Я снова промолчал. И он, не получив ответа, похоже, ушел в себя.
Мы плавно катили по заснеженной мостовой, прохожие на тротуарах спешили, кутаясь в шарфы, платки, подняв воротники, мы обгоняли их, оставляя позади растворившимися в темноте вместе с каменными остовами домов, вместе с троллейбусными остановками, с замерзшей, заметенной улицей лишь для того, чтобы снова упереться в темноту, поравняться с новыми нависающими массивами домов, с другими спешащими, кутающимися в теплое людьми. Жаркий, густой, пропитанный табачным запахом воздух, казалось, оградил меня не только от зимы, от холода, от снега, но и от людей, от их напастей, забот, сделал нечувствительным, безучастным.
– Давно было дело. Много лет назад, я ребенком был, маленький совсем, лет девять-десять всего, – снова смешался с воздухом мягкий голос с поставленными артистическими интонациями. Я не сразу понял, о чем идет речь, а потом догадался – это он начал свой рассказ.
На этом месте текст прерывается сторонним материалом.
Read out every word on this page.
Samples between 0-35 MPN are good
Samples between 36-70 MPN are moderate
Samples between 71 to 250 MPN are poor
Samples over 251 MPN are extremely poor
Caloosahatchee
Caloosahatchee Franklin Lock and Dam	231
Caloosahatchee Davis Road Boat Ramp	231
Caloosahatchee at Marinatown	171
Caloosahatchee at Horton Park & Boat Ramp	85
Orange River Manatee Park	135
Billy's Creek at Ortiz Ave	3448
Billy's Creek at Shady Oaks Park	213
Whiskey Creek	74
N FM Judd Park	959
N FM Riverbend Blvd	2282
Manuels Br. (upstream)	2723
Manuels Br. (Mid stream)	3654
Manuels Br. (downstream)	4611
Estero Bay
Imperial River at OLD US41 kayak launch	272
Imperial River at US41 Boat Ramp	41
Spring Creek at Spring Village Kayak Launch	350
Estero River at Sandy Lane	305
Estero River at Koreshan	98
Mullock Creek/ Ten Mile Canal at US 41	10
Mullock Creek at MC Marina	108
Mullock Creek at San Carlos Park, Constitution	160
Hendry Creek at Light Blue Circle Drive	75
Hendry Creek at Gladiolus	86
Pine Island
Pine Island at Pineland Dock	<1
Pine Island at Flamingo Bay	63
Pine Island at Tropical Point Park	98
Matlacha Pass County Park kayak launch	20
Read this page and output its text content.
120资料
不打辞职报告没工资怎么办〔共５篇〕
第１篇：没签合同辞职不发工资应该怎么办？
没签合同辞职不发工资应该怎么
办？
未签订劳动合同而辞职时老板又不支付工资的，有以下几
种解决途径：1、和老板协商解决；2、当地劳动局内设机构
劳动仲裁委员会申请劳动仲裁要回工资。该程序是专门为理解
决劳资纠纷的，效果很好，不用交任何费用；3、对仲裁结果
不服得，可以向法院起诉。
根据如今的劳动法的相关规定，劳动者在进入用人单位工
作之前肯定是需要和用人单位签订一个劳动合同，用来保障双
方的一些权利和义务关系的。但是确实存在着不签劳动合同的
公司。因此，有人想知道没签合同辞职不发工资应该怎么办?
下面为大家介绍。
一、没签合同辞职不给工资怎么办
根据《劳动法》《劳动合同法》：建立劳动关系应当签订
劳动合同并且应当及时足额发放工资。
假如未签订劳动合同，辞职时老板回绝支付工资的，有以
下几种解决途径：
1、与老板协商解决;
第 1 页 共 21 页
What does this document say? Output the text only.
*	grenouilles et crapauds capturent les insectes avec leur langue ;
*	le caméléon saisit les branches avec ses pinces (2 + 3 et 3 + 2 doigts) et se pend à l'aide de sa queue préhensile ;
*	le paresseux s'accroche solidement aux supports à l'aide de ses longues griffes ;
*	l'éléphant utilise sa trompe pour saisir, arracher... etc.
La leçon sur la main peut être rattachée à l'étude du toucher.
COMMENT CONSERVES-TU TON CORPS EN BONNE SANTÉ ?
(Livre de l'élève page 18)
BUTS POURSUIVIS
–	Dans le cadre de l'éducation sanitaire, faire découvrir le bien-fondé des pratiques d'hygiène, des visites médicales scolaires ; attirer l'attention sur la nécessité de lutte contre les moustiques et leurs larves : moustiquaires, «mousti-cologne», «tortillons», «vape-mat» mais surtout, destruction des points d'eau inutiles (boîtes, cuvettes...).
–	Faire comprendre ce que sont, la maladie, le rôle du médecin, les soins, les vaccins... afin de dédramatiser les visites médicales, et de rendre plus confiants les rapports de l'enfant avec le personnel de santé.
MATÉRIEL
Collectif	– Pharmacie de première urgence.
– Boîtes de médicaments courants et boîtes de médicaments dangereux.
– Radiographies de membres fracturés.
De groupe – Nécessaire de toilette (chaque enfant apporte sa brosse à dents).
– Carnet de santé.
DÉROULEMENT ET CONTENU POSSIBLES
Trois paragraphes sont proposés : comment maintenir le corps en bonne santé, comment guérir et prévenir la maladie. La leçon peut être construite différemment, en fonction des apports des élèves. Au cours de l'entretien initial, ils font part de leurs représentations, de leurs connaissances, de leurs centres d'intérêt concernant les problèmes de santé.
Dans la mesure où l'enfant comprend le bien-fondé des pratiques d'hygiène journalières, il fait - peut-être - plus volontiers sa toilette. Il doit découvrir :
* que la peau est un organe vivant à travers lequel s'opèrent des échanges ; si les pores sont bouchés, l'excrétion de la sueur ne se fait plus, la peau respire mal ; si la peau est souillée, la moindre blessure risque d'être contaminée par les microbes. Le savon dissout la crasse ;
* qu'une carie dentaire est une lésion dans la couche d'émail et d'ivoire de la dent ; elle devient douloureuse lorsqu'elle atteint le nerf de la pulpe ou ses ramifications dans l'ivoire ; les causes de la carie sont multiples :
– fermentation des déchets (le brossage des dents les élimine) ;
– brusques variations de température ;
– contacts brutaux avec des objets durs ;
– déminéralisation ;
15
Мне-то показалось, что он передумал, а он просто ушел в себя, вспоминал. – Меня родители на дачу вывозили и на лето, и даже на зимние каникулы, у нас дачка была небольшая, близко от Москвы, километров пятнадцать-двадцать. Я был непоседливым мальчишкой, бегал всюду, в лес убегал на целый день, в лесу ведь мир сказочный, фантастический, ребенку раздолье. Тогда детство вообще незатейливо проходило, никто нас не развлекал, не занимался нами, мама выпускала во двор, и я целый день был предоставлен самому себе. Иногда играл с другими мальчишками, иногда сам по себе. Мама даже не знала, где мы бегаем, что делаем, главное, к обеду вернуться, чтобы она не нервничала. Да, тогда другие времена были, не то что сейчас.
Я кивнул, соглашаясь, хотя и не знал, чем те, другие времена так уж сильно отличаются от этих.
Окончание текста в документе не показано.